Glossary

This glossary includes terms and definitions for HCL® AppScan® Source.

The following cross-references are used in this glossary:

See refers you from a term to a preferred synonym, or from an acronym or abbreviation to the defined full form.
See also refers you to a related or contrasting term.

A

application: One or more computer programs or software components that provide a function in direct support of a specific business process or processes.
assembly: A collection of types and resources that form a unit of deployment, version control, reuse, activation scoping, and security permissions in .NET Framework applications.
assessment: A collection of findings as a result of scanned code that a user can work with, save, and share with other people.
attack: Any attempt by an unauthorized person to compromise the operation of a software program or networked system.
attribute: A characteristic of an application that helps organize the scan results into meaningful groupings, such as by department or project leader.

bundle: A set of findings that the user creates. Bundles can be exported and shared between people and applications.

callback: A way for one thread to notify another application thread that an event has happened.
call graph: A graph that uses lines represents the flow of data between subroutines in a program.
cross-site scripting: An attack technique that forces a website to echo client-supplied data, which execute in a user's Web browser.

defect: A type of change request that identifies an anomaly or flaw in a work product.

encode: In computer security, to convert plaintext into an unintelligible form by means of a code system.
exception: An indication of a suspicious and potentially vulnerable condition that requires additional information or investigation.
exclusion: A finding that a user can mark and ignore.

filter: A set of rules that defines findings with certain traits.
finding: The discovery of an instance of a security exposure in code. AppScan® divides findings into two categories: vulnerability and exception.
fix group: Gropuing of findings based on vulnerability type and required remediation task.

perspective: A group of views that show various aspects of the resources in the workbench.
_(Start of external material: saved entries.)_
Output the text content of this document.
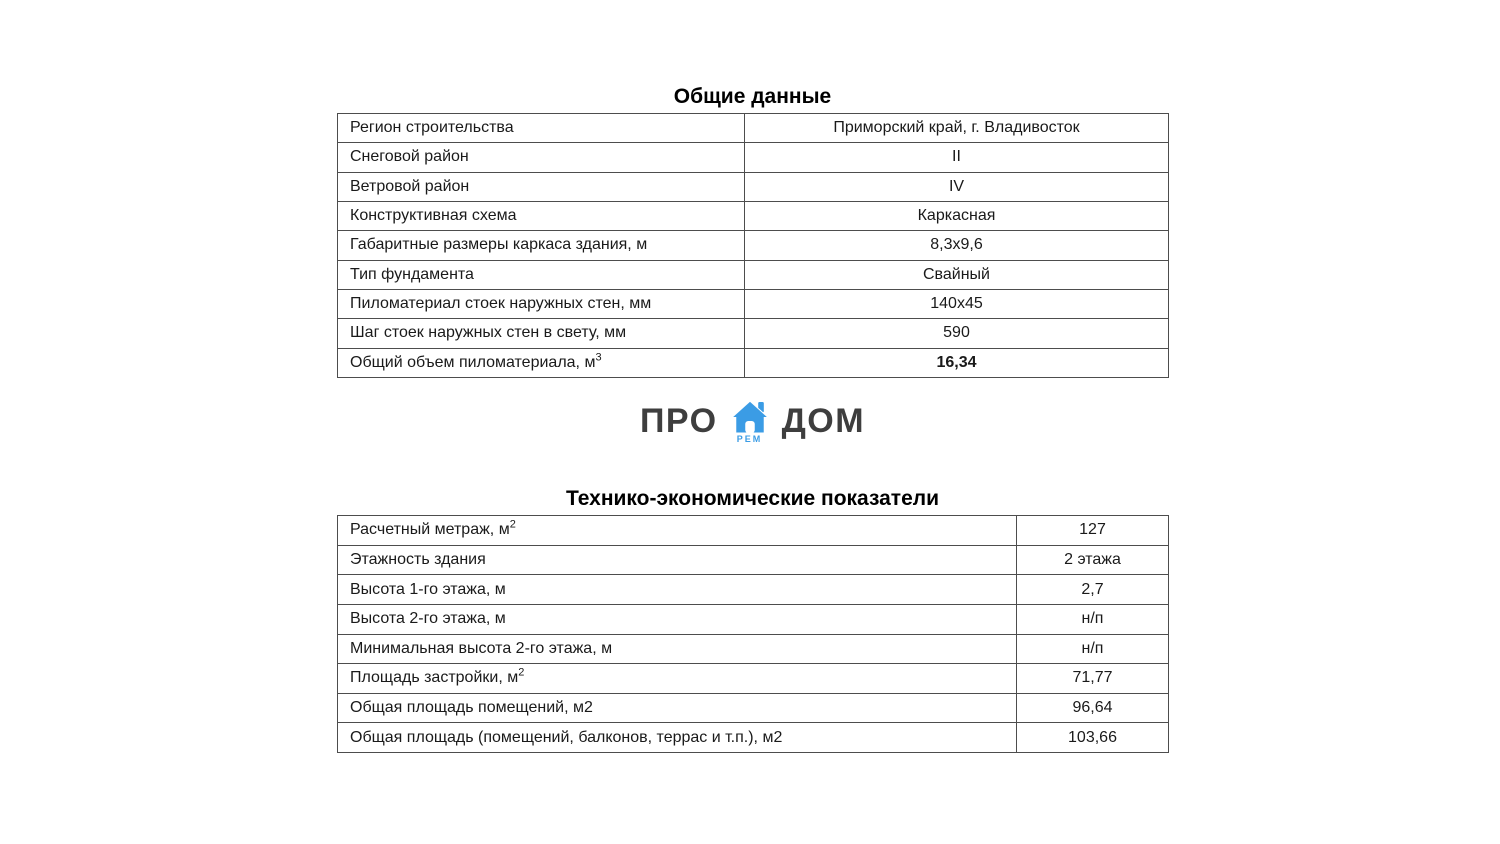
Общие данные
Регион строительства	Приморский край, г. Владивосток
Снеговой район	II
Ветровой район	IV
Конструктивная схема	Каркасная
Габаритные размеры каркаса здания, м	8,3х9,6
Тип фундамента	Свайный
Пиломатериал стоек наружных стен, мм	140х45
Шаг стоек наружных стен в свету, мм	590
Общий объем пиломатериала, $м^3$	16,34
ПРО РЕМ ДОМ
Технико-экономические показатели
Расчетный метраж, $м^2$	127
Этажность здания	2 этажа
Высота 1-го этажа, м	2,7
Высота 2-го этажа, м	н/п
Минимальная высота 2-го этажа, м	н/п
Площадь застройки, $м^2$	71,77
Общая площадь помещений, м2	96,64
Общая площадь (помещений, балконов, террас и т.п.), м2	103,66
scan: The process of AppScan® exploring and testing an application and providing the results.
pattern rule: A pattern or regular expression that is searched during a scan.
sink: Any external format to which data can be written out. Sink examples include database, files, console output, and sockets.
socket: A communications handle used by TCP/IP.
stack: An area in memory that typically stores information such as temporary register information, values of parameters, and return addresses of subroutines and is based on the principle of last in, first out (LIFO).

taint: Insecure data that is allowed to flow through the code.
triage: The process of evaluating findings and determining how to resolve them.

V-Density: A numerical expression that enables a consistent way to evaluate the vulnerability of your applications. V-Density is calculated by relating the number and criticality of vulnerabilities and exceptions to the size of the application or project being analyzed.
vulnerability analysis cache: A cache of vulnerabilities found during a scan of source code that can be used for subsequent scans to reduce scan time.

workbench: The user interface and integrated development environment (IDE) in Eclipse and Eclipse-based tools such as IBM® Rational® Application Developer.